Dr. Go at the office

When you're sneezin' this season

The sun is shining, flowers are blooming, and leaves on the trees have turned green.

While the growing foliage and warmer temperatures are paradise for some, the allergies created by pollen-producing plants can be a source of endless discomfort to those with allergies.

“Tree pollens are the main culprit in early spring, followed by grass pollens in late spring and summer,” said allergist Robin Go, MD, of Medical Group of the Carolinas—Medical Affiliates—North Grove. “Ragweed starts pollinating in late summer, and the most common symptoms involve the eyes, nose, throat, and chest and lungs.”

Sniffling, sneezing and itchy eyes are a byproduct of spring weather for those who suffer from allergies and sinusitis, or inflammation of the sinuses. Sinuses are cavities in the skull that connect with your nasal cavities. Sinuses both lighten the bones of the skull and also serve as resonating chambers for when we speak. However, they are susceptible to infection and inflammation, causing stuffy noses, fevers, impaired sense of smell and headaches. 

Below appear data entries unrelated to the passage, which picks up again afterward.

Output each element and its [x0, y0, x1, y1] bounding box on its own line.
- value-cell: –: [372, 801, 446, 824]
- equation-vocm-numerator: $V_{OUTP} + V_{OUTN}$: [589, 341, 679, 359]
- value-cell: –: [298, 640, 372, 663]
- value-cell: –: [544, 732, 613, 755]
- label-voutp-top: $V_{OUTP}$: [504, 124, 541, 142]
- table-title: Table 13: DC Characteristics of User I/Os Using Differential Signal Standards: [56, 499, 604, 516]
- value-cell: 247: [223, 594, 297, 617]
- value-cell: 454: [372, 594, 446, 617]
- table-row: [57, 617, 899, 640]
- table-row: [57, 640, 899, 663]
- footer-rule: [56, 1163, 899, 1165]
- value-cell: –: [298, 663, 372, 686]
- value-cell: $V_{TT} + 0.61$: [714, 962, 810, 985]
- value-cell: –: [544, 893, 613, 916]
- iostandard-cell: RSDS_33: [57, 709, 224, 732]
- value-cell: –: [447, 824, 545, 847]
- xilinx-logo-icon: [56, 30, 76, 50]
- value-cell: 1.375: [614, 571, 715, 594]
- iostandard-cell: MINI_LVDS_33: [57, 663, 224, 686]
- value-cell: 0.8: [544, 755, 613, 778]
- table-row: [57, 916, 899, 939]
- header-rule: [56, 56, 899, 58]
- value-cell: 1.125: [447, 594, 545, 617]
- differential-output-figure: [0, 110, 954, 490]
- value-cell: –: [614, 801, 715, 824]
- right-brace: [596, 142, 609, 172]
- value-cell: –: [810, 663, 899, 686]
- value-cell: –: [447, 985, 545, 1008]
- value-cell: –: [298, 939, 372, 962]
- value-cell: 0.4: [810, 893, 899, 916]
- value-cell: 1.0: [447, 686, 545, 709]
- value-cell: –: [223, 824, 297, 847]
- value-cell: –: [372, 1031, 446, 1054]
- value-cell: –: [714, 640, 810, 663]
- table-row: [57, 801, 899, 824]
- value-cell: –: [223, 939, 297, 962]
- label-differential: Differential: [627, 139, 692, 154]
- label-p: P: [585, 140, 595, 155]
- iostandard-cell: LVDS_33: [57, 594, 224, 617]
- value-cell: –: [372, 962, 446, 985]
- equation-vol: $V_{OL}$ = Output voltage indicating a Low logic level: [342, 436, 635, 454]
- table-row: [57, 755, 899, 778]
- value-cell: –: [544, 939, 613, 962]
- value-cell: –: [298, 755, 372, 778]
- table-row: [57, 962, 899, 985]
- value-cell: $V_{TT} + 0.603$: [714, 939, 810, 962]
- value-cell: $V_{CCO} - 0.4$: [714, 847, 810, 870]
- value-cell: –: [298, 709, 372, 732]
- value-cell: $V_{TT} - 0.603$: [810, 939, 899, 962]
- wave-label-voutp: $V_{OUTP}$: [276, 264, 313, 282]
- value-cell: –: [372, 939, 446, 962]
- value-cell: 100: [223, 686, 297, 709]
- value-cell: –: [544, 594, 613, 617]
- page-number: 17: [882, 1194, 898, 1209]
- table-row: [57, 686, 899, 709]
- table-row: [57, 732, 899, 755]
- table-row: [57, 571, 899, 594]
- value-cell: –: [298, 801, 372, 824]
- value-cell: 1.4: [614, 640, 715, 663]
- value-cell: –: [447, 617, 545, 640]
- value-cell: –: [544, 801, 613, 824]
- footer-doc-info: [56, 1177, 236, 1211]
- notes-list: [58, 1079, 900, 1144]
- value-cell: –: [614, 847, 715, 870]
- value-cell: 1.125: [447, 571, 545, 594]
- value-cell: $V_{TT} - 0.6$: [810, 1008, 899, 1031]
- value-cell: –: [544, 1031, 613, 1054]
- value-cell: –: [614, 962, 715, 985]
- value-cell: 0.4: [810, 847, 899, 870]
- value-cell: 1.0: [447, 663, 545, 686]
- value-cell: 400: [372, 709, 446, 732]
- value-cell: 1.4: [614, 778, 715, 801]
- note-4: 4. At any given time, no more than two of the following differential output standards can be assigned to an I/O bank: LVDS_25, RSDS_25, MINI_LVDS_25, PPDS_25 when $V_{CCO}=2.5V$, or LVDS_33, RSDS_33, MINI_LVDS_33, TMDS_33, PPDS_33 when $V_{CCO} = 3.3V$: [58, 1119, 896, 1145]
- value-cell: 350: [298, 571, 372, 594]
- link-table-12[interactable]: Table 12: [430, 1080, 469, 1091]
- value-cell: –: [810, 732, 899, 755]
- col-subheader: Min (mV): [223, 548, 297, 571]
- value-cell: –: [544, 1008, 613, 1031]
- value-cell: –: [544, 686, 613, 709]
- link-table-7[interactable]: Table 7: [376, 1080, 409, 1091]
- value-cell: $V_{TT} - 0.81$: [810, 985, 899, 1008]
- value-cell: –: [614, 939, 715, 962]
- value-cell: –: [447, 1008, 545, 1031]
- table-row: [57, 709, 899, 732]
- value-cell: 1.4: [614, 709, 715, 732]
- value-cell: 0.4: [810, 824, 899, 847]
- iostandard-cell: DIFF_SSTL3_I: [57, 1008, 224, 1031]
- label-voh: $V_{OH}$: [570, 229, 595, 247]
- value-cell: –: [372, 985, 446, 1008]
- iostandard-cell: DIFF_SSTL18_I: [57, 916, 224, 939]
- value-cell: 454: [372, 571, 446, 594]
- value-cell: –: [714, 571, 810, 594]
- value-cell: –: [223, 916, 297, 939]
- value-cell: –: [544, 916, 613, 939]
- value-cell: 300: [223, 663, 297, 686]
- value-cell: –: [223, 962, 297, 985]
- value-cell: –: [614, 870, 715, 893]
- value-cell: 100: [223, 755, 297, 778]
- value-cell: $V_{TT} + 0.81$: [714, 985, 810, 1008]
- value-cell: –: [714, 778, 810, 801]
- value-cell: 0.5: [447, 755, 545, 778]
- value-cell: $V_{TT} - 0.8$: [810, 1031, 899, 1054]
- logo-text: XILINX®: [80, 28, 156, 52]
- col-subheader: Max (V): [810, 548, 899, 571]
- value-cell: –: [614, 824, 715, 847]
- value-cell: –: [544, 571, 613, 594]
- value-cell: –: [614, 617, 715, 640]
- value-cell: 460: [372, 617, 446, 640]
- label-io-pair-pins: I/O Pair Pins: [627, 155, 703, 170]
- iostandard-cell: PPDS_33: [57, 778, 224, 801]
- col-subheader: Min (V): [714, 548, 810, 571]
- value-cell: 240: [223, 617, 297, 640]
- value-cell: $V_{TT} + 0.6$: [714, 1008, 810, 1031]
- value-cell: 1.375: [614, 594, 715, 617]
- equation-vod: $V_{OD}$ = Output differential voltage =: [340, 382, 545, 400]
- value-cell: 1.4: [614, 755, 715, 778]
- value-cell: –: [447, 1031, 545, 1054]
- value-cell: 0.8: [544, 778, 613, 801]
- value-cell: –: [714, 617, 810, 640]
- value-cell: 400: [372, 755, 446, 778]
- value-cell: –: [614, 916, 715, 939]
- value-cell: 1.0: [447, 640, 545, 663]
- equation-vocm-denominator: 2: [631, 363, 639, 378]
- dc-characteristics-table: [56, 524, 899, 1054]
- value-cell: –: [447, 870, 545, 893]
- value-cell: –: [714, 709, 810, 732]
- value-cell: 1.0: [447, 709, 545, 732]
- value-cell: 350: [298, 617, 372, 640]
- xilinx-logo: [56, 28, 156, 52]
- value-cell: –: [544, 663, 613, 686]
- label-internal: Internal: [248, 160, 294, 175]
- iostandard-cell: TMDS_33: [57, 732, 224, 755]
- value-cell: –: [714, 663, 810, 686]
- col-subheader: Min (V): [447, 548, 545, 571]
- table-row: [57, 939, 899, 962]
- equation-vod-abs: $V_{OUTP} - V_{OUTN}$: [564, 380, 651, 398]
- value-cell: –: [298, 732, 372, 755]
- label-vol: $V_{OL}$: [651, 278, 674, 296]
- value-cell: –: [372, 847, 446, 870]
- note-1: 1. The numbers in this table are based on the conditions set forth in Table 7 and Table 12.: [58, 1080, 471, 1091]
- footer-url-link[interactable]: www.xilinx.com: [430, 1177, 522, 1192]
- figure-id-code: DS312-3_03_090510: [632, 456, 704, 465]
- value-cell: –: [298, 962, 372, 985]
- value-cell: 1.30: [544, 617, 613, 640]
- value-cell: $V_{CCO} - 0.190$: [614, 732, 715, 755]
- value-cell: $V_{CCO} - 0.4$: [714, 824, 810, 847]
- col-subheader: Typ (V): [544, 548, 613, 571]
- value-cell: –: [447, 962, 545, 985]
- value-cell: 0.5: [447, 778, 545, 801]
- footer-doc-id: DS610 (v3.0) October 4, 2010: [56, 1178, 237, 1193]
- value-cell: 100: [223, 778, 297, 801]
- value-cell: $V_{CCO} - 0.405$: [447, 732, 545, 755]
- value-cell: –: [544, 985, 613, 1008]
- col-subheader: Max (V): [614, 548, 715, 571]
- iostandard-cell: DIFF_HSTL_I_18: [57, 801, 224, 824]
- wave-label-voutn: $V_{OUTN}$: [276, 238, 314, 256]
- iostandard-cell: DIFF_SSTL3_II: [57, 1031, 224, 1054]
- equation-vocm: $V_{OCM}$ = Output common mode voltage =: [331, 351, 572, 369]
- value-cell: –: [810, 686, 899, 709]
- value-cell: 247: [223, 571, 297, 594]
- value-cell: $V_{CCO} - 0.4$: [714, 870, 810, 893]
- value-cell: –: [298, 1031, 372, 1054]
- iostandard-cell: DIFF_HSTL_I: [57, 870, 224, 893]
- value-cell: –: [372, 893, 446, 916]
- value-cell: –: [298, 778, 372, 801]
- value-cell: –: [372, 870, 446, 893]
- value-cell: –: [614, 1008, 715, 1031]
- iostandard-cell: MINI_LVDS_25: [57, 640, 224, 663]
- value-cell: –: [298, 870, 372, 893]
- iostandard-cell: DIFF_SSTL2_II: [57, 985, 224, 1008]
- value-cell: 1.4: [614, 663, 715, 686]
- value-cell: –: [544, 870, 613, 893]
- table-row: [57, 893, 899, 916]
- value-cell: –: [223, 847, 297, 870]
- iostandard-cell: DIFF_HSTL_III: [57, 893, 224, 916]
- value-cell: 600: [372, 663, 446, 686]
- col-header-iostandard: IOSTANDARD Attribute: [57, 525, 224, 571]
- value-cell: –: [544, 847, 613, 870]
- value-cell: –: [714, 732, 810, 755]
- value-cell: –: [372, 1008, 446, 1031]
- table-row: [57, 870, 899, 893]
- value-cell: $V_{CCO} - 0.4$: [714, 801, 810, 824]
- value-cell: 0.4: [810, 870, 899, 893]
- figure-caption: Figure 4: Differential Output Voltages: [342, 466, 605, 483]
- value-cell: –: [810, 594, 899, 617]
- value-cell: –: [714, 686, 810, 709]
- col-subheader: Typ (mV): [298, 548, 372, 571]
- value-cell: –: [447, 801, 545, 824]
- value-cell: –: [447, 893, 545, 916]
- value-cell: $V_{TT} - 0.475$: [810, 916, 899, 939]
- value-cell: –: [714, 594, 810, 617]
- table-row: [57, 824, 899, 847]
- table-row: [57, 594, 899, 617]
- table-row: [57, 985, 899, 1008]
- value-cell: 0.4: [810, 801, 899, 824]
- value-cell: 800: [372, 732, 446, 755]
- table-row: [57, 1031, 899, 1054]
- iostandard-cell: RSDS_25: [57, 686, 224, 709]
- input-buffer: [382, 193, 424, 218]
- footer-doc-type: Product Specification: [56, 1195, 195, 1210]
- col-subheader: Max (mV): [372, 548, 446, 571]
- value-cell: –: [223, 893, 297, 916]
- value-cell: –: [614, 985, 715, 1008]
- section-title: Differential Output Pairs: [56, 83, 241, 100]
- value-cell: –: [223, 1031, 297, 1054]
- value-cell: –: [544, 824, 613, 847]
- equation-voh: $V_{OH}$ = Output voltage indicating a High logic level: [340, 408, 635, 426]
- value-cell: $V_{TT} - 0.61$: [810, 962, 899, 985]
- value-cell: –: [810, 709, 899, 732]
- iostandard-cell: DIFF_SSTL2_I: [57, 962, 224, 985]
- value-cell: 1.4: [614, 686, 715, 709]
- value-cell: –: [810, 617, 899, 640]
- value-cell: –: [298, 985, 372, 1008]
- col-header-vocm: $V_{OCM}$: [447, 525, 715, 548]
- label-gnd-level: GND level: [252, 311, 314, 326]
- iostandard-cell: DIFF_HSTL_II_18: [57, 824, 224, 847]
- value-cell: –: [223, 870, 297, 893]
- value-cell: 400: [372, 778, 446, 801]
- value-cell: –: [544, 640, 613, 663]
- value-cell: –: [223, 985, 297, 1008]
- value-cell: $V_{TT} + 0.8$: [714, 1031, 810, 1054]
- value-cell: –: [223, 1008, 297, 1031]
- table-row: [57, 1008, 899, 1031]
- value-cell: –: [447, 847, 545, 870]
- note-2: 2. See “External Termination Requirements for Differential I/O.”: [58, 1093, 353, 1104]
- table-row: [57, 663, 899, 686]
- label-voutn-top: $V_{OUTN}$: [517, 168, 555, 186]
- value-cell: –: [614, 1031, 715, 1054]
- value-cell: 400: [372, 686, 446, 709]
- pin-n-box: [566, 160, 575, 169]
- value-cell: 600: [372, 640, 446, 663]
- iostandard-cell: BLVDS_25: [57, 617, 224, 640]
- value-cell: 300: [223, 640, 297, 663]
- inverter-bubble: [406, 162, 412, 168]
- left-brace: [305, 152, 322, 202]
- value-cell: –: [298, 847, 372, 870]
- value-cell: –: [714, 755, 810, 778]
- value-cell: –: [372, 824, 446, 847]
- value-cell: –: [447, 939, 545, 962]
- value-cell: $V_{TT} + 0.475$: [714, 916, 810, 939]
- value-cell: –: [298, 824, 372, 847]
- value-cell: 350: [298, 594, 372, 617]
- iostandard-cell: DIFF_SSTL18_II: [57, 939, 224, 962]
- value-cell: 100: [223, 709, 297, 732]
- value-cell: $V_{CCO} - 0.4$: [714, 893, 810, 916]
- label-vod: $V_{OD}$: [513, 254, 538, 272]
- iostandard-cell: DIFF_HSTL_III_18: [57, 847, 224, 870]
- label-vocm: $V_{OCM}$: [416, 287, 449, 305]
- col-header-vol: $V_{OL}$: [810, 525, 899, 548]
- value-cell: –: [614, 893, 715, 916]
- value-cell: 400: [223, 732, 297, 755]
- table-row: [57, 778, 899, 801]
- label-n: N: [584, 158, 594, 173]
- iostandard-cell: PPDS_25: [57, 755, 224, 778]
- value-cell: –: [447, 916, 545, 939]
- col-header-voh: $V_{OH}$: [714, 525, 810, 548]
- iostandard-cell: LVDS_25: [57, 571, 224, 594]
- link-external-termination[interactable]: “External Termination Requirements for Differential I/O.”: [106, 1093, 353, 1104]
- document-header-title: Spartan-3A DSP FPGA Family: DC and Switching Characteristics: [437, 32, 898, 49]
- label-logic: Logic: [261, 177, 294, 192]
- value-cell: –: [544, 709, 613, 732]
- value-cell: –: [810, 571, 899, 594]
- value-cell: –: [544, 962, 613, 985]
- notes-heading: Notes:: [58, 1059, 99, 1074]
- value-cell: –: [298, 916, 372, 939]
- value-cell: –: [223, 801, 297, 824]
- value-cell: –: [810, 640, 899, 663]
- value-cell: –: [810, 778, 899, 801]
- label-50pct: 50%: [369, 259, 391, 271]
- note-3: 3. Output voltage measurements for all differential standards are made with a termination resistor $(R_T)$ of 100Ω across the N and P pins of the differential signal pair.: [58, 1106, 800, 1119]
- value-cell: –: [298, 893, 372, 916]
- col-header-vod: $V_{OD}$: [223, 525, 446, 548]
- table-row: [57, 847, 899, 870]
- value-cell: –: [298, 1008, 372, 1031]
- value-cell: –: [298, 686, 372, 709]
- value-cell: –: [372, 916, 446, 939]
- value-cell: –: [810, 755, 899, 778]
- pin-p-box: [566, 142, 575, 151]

“Tearing, runny nose, sneezing, congestion and cough are very common. Some people have shortness of breath, wheezing and chest tightness,” Dr. Go said. “For most allergy sufferers, these are not just bothersome symptoms. Symptoms do occur quickly upon exposure, but due to the late phase reaction involved in an allergic process, symptoms continue.”

Allergies are also a disorder of the immune system. Mild allergies like hay fever are highly prevalent and cause symptoms such as allergic conjunctivitis, itchiness and runny nose. Pollen, mold, pet dander, and dust mites can contribute to allergies.

“People are affected in more profound ways, including feeling tired, lacking energy, and not being able to function normally,” Dr. Go said. “What results is not just annoyance, but a lack of productivity for the patient and the caregivers. Some people actually lose their self-esteem and get depressed.”

How can I find relief?

  • Limit your exposure to what triggers your allergies.
  • Wash your face and hands after spending time outdoors.
  • For indoor allergens: remove carpeting from bedrooms, wash rugs and curtains, and vacuum regularly.
  • Antihistamines will help block the histamines that cause the tissues to swell.
  • Wear a dust mask while mowing the lawn or cleaning your house.
  • Change the air filters in your home regularly.

“For relief, number one is to minimize, if not completely avoid the triggers. This is where allergy tests come in, for accurate diagnosis. You may suspect you’re allergic to the indoor dog, but in fact, the dog could be bringing in the pollen from outside,” Dr. Go said. “Make sure windows are closed at home and in the vehicle, and to just use re-circulating air.”

When over the counter medications and avoidance are not working, it’s time to consult your physician.

For relief, these allergies may need to be treated with medication, and possibly avoidance of what is causing the allergies.

Over-the-counter medications may help reduce or prevent symptoms, such as antihistamines, decongestants, and steroid nasal sprays. It is important to know the ingredients of OTC medications and what they are for, not just the brand names. Make sure you check with your medical provider about possible drug interactions and/or side effects. If symptoms are more persistent, you need to consult your medical provider, and consider getting help from a board certified allergy specialist.